Ellensburg mayor Bruce Tabb echoes that sentiment, telling the predominantly Hispanic crowd, “All of you come here to work, to live, and this should be your community as much as anyone else’s.”
The gathering lasts nearly three hours, equal parts catharsis, town hall, and talent show. Hispanic students from Ellensburg High School sing and perform dance routines onstage between orators, one of whom is an elderly man named Larry Lowther. The retired CWU history professor begins his speech with “When President Abraham Lincoln was considering freeing the slaves, he thought at first that he would free them and then deport them.” Explaining that Lincoln changed his mind after realizing the government didn’t have the resources to ship millions of ex-slaves back across the Atlantic, Lowther uses the history lesson to hammer home his point. “There are 12 million undocumented people in the country, and some want to export them. I don’t think they’ve yet done the arithmetic.”

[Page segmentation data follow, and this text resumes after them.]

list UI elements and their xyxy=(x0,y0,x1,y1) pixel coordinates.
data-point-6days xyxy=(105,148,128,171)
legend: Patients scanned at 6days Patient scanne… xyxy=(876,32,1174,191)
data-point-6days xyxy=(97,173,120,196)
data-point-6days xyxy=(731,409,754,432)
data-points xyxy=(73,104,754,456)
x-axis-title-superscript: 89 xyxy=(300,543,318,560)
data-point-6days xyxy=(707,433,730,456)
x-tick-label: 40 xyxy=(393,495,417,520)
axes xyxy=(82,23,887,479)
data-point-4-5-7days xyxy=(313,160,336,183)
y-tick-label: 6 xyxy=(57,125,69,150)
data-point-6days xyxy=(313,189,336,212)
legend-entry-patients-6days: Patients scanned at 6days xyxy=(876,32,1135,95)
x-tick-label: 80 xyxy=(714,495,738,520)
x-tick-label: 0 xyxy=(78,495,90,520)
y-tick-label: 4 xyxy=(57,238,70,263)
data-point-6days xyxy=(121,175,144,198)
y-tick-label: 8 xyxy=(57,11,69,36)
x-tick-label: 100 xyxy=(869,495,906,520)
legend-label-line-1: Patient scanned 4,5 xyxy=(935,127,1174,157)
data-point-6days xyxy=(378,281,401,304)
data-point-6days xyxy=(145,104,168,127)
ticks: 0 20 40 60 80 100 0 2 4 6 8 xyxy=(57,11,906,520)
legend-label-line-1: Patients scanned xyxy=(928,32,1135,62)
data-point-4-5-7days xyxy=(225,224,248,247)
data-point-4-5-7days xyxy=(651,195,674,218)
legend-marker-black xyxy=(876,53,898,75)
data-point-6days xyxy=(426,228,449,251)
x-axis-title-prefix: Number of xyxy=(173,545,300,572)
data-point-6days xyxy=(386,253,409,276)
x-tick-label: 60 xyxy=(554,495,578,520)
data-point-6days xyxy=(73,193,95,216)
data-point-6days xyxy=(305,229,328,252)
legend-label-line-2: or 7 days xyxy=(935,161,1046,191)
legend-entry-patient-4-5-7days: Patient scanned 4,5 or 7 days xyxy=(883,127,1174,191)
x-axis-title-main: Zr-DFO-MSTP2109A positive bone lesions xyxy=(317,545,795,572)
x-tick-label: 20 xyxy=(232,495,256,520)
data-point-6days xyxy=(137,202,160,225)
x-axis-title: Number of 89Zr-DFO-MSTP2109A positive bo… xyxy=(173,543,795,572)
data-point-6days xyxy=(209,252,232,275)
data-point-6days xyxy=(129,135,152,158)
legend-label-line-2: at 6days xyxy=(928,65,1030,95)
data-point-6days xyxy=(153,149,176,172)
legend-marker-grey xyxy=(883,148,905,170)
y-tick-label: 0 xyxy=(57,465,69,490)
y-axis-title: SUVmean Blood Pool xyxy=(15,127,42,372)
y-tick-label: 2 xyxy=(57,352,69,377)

He goes on to argue that immigrants show “great courage” when they risk a dangerous border crossing. “Once here, they show that they are very hard workers that have family values,” Lowther concludes. “These are the very qualities that we admire in our citizens. Why are we trying to send them away?”
Nowhere does Lowther’s message ring truer than at the home of the Gonzalez family in Millpond Mobile Manor. Ricardo Gonzalez is a member of the National Honor Society at Ellensburg High and plays on the soccer team. His mother is charged with using an unlawfully issued immigration document, and ICE detained his father, Ramon, who worked at a plant nursery, on suspicion of entering the country illegally.
“I came here to work,” says Ramon Gonzalez. “It’s a tranquil city. There isn’t crime here; it’s very calm. La migra treats us like criminals, but we’re just workers. In Mexico there is a lot of crime, and the criminals are looking for kids my son’s age. I came here because I want a better future for my kids.”
Even if both his parents are deported, Ricardo says, he will remain in Ellensburg. “Even if they leave, I want to stay. If I were to go to college in Mexico, there’s not the same opportunities we have here. I was born here. I want to go to college here. I want to study something that can help people.”